He just decided not to come home one night. Then I stared out the window, waited and cried. I told my friend that my cat had been missing for a couple of hours and it was making me feel sad. It felt like I had just been abandoned. I gave him food, shelter and even shared my bed with him, then voilà! He was gone.
My friend told me, cats are like that, you have to let him go. He will or might not come back. Can you imagine if you're a cat? You don't want to feel controlled, right? And he was right. His words resonate. It was true but it was also hard for me to take, not just for the cat, but realizing that it was also me.
Freedom sought after by many, but how come most of us don't possess it? It's a beautiful thing, imagine to be free in your wildness, a wanderer, belonging to no city and to no man. Like my cat who can just decide not to come back anymore, so he too, could wander without a care in this world. Perhaps the grass is greener outside his new home. I took him from the shelter and showered him with love, but I should not have been attached to him. I should have just enjoyed our moments together, for the affection he showed me. But I should come to terms with the reality that anytime, he is free to go. Love is like that.
We are left alone, without excuse.
― Jean-Paul Sartre
On the other hand, imagine that freedom can also be a burden. Imagine having this weight on your shoulders that you are free to do anything, you are free to decide whatever works in your life, you have the world to conquer. Is it just too convenient for many not to have that kind of responsibility? To just let others decide for you, what are you going to eat, what kind of career should you pursue, what things do you need, where should you put your money or where can you travel?
With freedom, you are given a blank page, and it's up to you to decide how you want the story to end, the characters to put in there and all the chapters. Every day you have to think of something new, something creative to make life worth living. It is not as easy as you think, and it is not for everyone.
Man is condemned to be free; because once thrown into the world, he is responsible for everything he does.
It is up to you to give [life] a meaning.
― Jean-Paul Sartre
I can admire my own courage to break free, to embrace the unknown and to decide for myself what I want everyday. I can choose to stay in a place or I can go. But at the same time, a part of me wants to belong. Of course, isn't that part of human nature, to belong? Even animals belong somewhere, underground, underwater, in the sky? Why do you think some people choose to be stuck in a place all their lives.
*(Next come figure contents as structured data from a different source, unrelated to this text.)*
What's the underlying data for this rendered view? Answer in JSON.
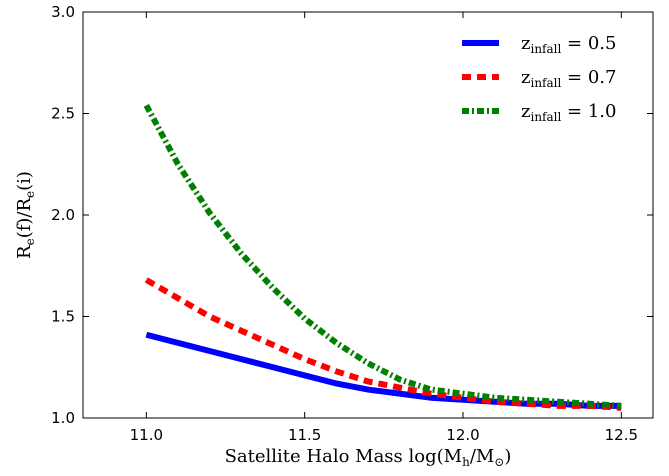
{
  "chart_data": {
    "type": "line",
    "xlabel": "Satellite Halo Mass log(M",
    "xlabel_sub": "h",
    "xlabel_mid": "/M",
    "xlabel_sub2": "⊙",
    "xlabel_end": ")",
    "ylabel_main": "R",
    "ylabel_sub": "e",
    "ylabel_mid": "(f)/R",
    "ylabel_sub2": "e",
    "ylabel_end": "(i)",
    "xlim": [
      10.8,
      12.6
    ],
    "ylim": [
      1.0,
      3.0
    ],
    "xticks": [
      "11.0",
      "11.5",
      "12.0",
      "12.5"
    ],
    "yticks": [
      "1.0",
      "1.5",
      "2.0",
      "2.5",
      "3.0"
    ],
    "legend_position": "top-right",
    "series": [
      {
        "name": "z",
        "name_sub": "infall",
        "name_tail": " = 0.5",
        "color": "#0000ff",
        "style": "solid",
        "x": [
          11.0,
          11.1,
          11.2,
          11.3,
          11.4,
          11.5,
          11.6,
          11.7,
          11.8,
          11.9,
          12.0,
          12.1,
          12.2,
          12.3,
          12.4,
          12.5
        ],
        "y": [
          1.41,
          1.37,
          1.33,
          1.29,
          1.25,
          1.21,
          1.17,
          1.14,
          1.12,
          1.1,
          1.09,
          1.08,
          1.07,
          1.07,
          1.06,
          1.06
        ]
      },
      {
        "name": "z",
        "name_sub": "infall",
        "name_tail": " = 0.7",
        "color": "#ff0000",
        "style": "dashed",
        "x": [
          11.0,
          11.1,
          11.2,
          11.3,
          11.4,
          11.5,
          11.6,
          11.7,
          11.8,
          11.9,
          12.0,
          12.1,
          12.2,
          12.3,
          12.4,
          12.5
        ],
        "y": [
          1.68,
          1.59,
          1.5,
          1.43,
          1.36,
          1.29,
          1.23,
          1.18,
          1.15,
          1.12,
          1.1,
          1.08,
          1.07,
          1.06,
          1.06,
          1.05
        ]
      },
      {
        "name": "z",
        "name_sub": "infall",
        "name_tail": " = 1.0",
        "color": "#008000",
        "style": "dashdot",
        "x": [
          11.0,
          11.1,
          11.2,
          11.3,
          11.4,
          11.5,
          11.6,
          11.7,
          11.8,
          11.9,
          12.0,
          12.1,
          12.2,
          12.3,
          12.4,
          12.5
        ],
        "y": [
          2.54,
          2.25,
          2.01,
          1.81,
          1.64,
          1.49,
          1.37,
          1.27,
          1.19,
          1.14,
          1.12,
          1.1,
          1.09,
          1.08,
          1.07,
          1.06
        ]
      }
    ]
  }
}
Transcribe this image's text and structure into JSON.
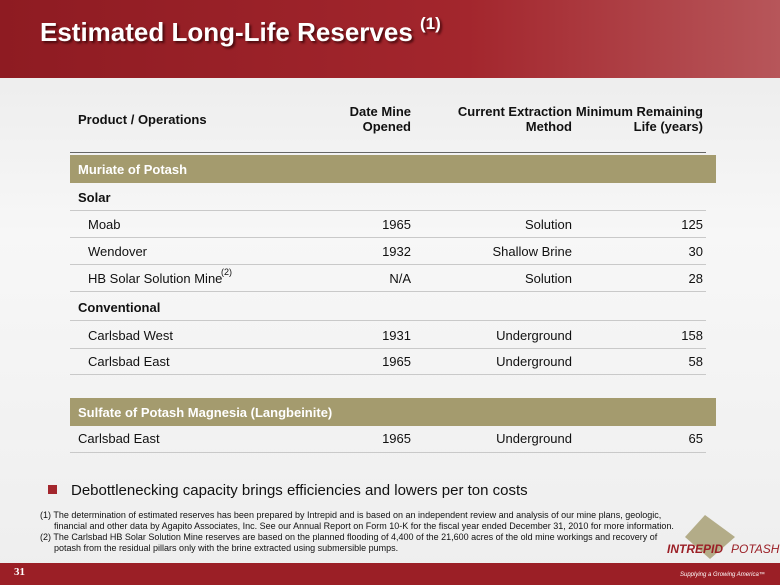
{
  "header": {
    "title": "Estimated Long-Life Reserves",
    "title_note": "(1)"
  },
  "table": {
    "columns": [
      "Product / Operations",
      "Date Mine Opened",
      "Current Extraction Method",
      "Minimum Remaining Life (years)"
    ],
    "sections": [
      {
        "title": "Muriate of Potash",
        "groups": [
          {
            "title": "Solar",
            "note": "(2)",
            "rows": [
              [
                "Moab",
                "1965",
                "Solution",
                "125"
              ],
              [
                "Wendover",
                "1932",
                "Shallow Brine",
                "30"
              ],
              [
                "HB Solar Solution Mine",
                "N/A",
                "Solution",
                "28"
              ]
            ]
          },
          {
            "title": "Conventional",
            "rows": [
              [
                "Carlsbad West",
                "1931",
                "Underground",
                "158"
              ],
              [
                "Carlsbad East",
                "1965",
                "Underground",
                "58"
              ]
            ]
          }
        ]
      },
      {
        "title": "Sulfate of Potash Magnesia (Langbeinite)",
        "rows": [
          [
            "Carlsbad East",
            "1965",
            "Underground",
            "65"
          ]
        ]
      }
    ]
  },
  "bullet": "Debottlenecking capacity brings efficiencies and lowers per ton costs",
  "footnotes": [
    "(1) The determination of estimated reserves has been prepared by Intrepid and is based on an independent review and analysis of our mine plans, geologic, financial and other data by Agapito Associates, Inc.  See our Annual Report on Form 10-K for the fiscal year ended December 31, 2010 for more information.",
    "(2) The Carlsbad HB Solar Solution Mine reserves are based on the planned flooding of 4,400 of the 21,600 acres of the old mine workings and recovery of potash from the residual pillars only with the brine extracted using submersible pumps."
  ],
  "page_number": "31",
  "logo": {
    "name": "INTREPID",
    "name2": "POTASH",
    "tagline": "Supplying a Growing America™"
  }
}
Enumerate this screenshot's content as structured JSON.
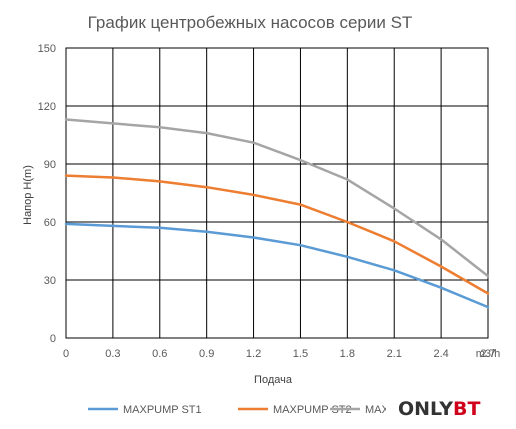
{
  "chart_data": {
    "type": "line",
    "title": "График центробежных насосов серии ST",
    "xlabel": "Подача",
    "ylabel": "Напор  H(m)",
    "x_unit": "m3/h",
    "x": [
      0,
      0.3,
      0.6,
      0.9,
      1.2,
      1.5,
      1.8,
      2.1,
      2.4,
      2.7
    ],
    "xlim": [
      0,
      2.7
    ],
    "ylim": [
      0,
      150
    ],
    "x_ticks": [
      "0",
      "0.3",
      "0.6",
      "0.9",
      "1.2",
      "1.5",
      "1.8",
      "2.1",
      "2.4",
      "2.7"
    ],
    "y_ticks": [
      "0",
      "30",
      "60",
      "90",
      "120",
      "150"
    ],
    "grid": true,
    "legend_position": "bottom",
    "series": [
      {
        "name": "MAXPUMP ST1",
        "color": "#5b9bd5",
        "values": [
          59,
          58,
          57,
          55,
          52,
          48,
          42,
          35,
          26,
          16
        ]
      },
      {
        "name": "MAXPUMP ST2",
        "color": "#ed7d31",
        "values": [
          84,
          83,
          81,
          78,
          74,
          69,
          60,
          50,
          37,
          23
        ]
      },
      {
        "name": "MAXPUMP ST3",
        "color": "#a5a5a5",
        "values": [
          113,
          111,
          109,
          106,
          101,
          92,
          82,
          67,
          51,
          32
        ]
      }
    ]
  },
  "watermark": {
    "text_a": "ONLY",
    "text_b": "BT",
    "color_a": "#333333",
    "color_b": "#d0021b"
  }
}
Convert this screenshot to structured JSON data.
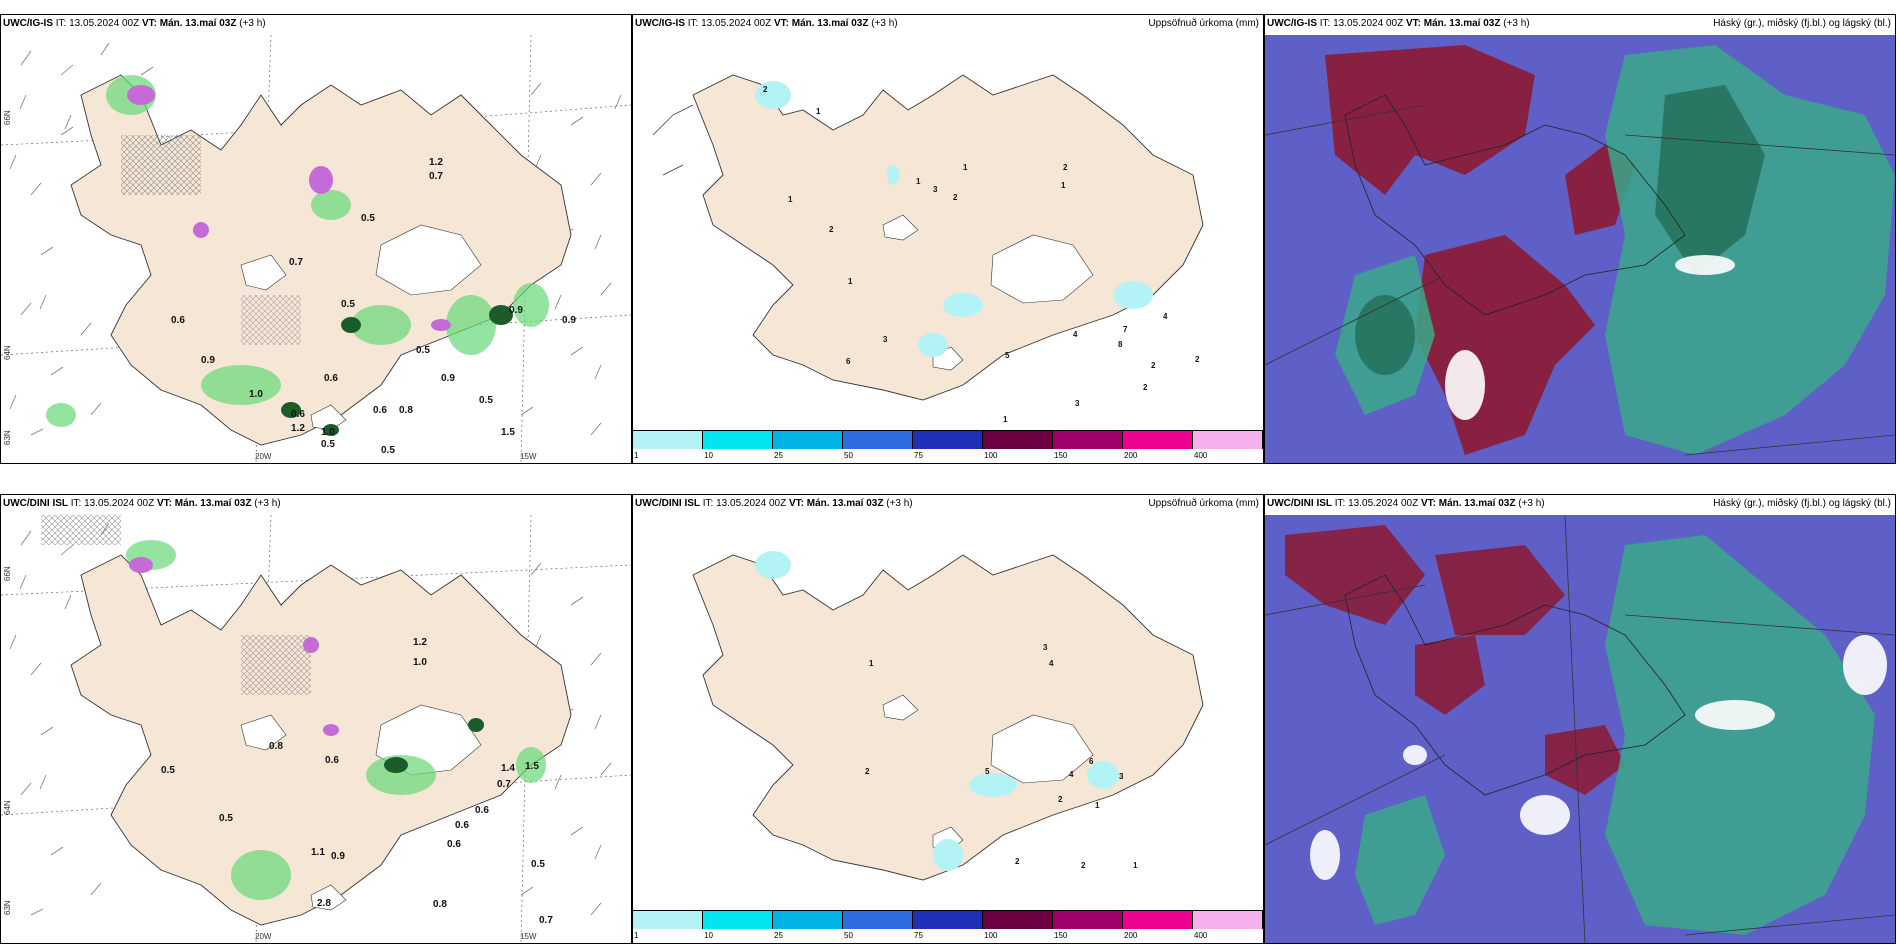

There's this tinge of sadness when men at the same time recognize my freedom, that I am always free to go. Though I appreciate it, a part of my soul won't deny the gloom of being set free, that I felt I'm not worth keeping. Oh yes, freedom can be tiring at some point. I look back at the time when it was just too convenient for me to stay in one place, to be cared for and to be loved. But what is it on the other side that I love as well, even though I knew it would break my spirit at some point. There's something dark lurking inside, masked itself as charm, smile, and humor. When deep inside there's this lonely, insecure and severely damaged little girl. Where did the will to conquer the world without fear come from? That was the freedom to make the most out of life, for what it's worth.
My cat came back finally and I hugged him tightly. I can only enjoy our days together. It is such a lonely world out there for him, and I knew he might come back. But I must say, that I trained him very well, to hunt for his own food, to come back when he needs to, to not take shit from other cats outside, even though he is just small. He likes change. I know when things get too comfortable for him, he would change to another place where he could sleep. Even though I tried to put him back to the same place, he will just not stay. He is free to be on his own, and I respect him for not wanting to be bothered most of the time. And when he needs me, or that I need him, we know that we are there for each other. I love him still even if he made my legs his scratching pad. But without me, I can be assured that he can survive. I love this cat.
...it's better to look at the sky than live there. Such an empty place; so vague. Just a country where the thunder goes and things disappear.